Sabiamente Hermann Hesse decía que sólo se tiene miedo cuando no se está de
acuerdo con uno mismo. Entre los motivos más importantes de tribulación que
tenemos las personas se encuentra el poderoso “temor a perder“ que crea un
escalofriante escenario de inseguridad, plagado de calles oscuras y esquinas
desiertas. La persona que lo padece es consciente de su propia debilidad e incluso llega a
aceptarlo, por lo tanto, no es algo que pertenezca a la esfera de los demás,
sino al ámbito de las propias decisiones que estemos dispuestos a tomar con
nosotros mismos.
Esta parálisis emocional nos limita, nos resta
fuerzas para aprovechar oportunidades y combatir las adversidades que presenta
la vida. El miedo a la soledad interior, a enfrentar nuestro ego y a quedarnos
desnudos frente a nuestra responsabilidad por decidir, puede a ser un gran
obstáculo para alcanzar el éxito personal o profesional. La sensación de perder
lo mucho o poco que tenemos, el miedo al fracaso, a la exposición, o bien un
equívoco sentido de “seguridad”, provocan la inacción y por ende el entierro de
nuestra naturaleza. Y por supuesto que nada positivo emerge de negarse a la naturaleza de las cosas: porque la vida
es cambio, dinamismo, reinvención, transformación y lucha.
Evidentemente hay diferentes áreas en la
inseguridad, pero la que hoy abordamos se relaciona directamente con la toma de
decisiones, la coherencia entre nuestros actos, sentimientos y/o convicciones.
Existen personas que surfean pequeñas o
grandes olas, y otras que se dejan arrastrar por su efecto. Personas que conscientes
del riesgo, lo asumen y ven la orilla desde arriba, y personas que sucumben en el mar, pensando y auto-convenciéndose de
su nado seguro y rumbo firme. Arrastrados por la corriente de decisiones ajenas, arrastrados paradójicamente
por las estructuras que los arrastran, arrastrados por “el deber ser y hacer”,
arrastrados, otras veces, por la comodidad y la ley del menor esfuerzo,
naufragarán eternamente en las aguas de la incertidumbre, con su el conformismo
como salvavidas.
Junto a los manotazos de ahogado que
podemos dar en esas situaciones, nace la tan temida ansiedad, que nos lleva a actuar
irreflexivamente, sin coordinación ni congruencia. Nos alteramos, alteramos a otros
y mostramos nuestra frustración y rabia, sin reconocer las verdaderas causantes
o motivos de nuestro destructivo estado. Caemos en una seguidilla de errores,
nuestros momentos de concentración son una utopía, y evidentemente
el resultado de nuestro día a día es catastrófico. La ansiedad es una señal de
alerta, es un miedo generalizado sin objeto.

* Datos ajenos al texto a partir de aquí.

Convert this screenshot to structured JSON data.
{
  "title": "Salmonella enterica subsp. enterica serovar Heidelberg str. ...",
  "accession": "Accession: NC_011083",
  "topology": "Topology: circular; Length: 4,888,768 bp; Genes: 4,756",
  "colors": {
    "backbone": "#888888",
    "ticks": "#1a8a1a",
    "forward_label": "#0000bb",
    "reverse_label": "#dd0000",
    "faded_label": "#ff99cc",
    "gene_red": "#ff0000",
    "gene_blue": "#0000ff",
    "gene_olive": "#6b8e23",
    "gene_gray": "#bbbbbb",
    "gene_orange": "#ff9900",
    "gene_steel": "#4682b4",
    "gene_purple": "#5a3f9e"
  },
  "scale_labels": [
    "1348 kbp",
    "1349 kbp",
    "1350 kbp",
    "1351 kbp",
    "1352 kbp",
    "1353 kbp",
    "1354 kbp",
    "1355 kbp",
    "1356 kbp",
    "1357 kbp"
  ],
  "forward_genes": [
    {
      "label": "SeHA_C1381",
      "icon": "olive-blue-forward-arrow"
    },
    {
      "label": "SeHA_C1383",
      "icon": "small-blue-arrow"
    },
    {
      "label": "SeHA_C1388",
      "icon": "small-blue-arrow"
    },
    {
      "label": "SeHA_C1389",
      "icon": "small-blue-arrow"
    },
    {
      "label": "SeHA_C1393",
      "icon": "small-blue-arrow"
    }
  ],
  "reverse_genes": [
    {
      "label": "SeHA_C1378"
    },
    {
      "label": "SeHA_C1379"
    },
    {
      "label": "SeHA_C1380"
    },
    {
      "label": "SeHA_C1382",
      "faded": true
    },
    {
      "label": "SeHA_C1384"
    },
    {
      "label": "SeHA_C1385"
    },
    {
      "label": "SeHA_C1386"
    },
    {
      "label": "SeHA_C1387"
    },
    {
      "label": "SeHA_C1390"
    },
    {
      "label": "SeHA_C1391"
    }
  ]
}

Esta inseguridad vista desde nuestro “miedo
al abandono”, a la desestructura, al qué dirán, a nuestra propia incompetencia,
y por qué no a nuestra propia mediocridad, da el sentido al sinsentido de
nuestra autoestima y que se relame en nuestras propias heridas de la
frustración que poco a poco fuimos construyendo.
Siempre habrá calles y rumbos distintos,
pero existe un factor común entre ellos: las decisiones con las que debemos
sortear los baches y obstáculos que se nos presenten. Quien no decide, no
arriesga, no avanza, no aprende, sólo se somete al poder del freno y a la
voluntad del destino.
Un cartel de propaganda política en una
avenida decía: “La Seguridad la hacemos entre todos”, y nunca estuve más de
acuerdo con esa frase, aunque ese acuerdo no tuviese que ver con la finalidad
del mensaje original, porque la seguridad o inseguridad de la que hablamos, la
construimos poco a poco nosotros mismos, y cuanto más la anhelemos menos la
encontraremos. En cambio, entre más busquemos, identifiquemos y tomemos las oportunidades, más facilitaremos el camino a la
seguridad que deseamos exista en la calle de nuestras decisiones.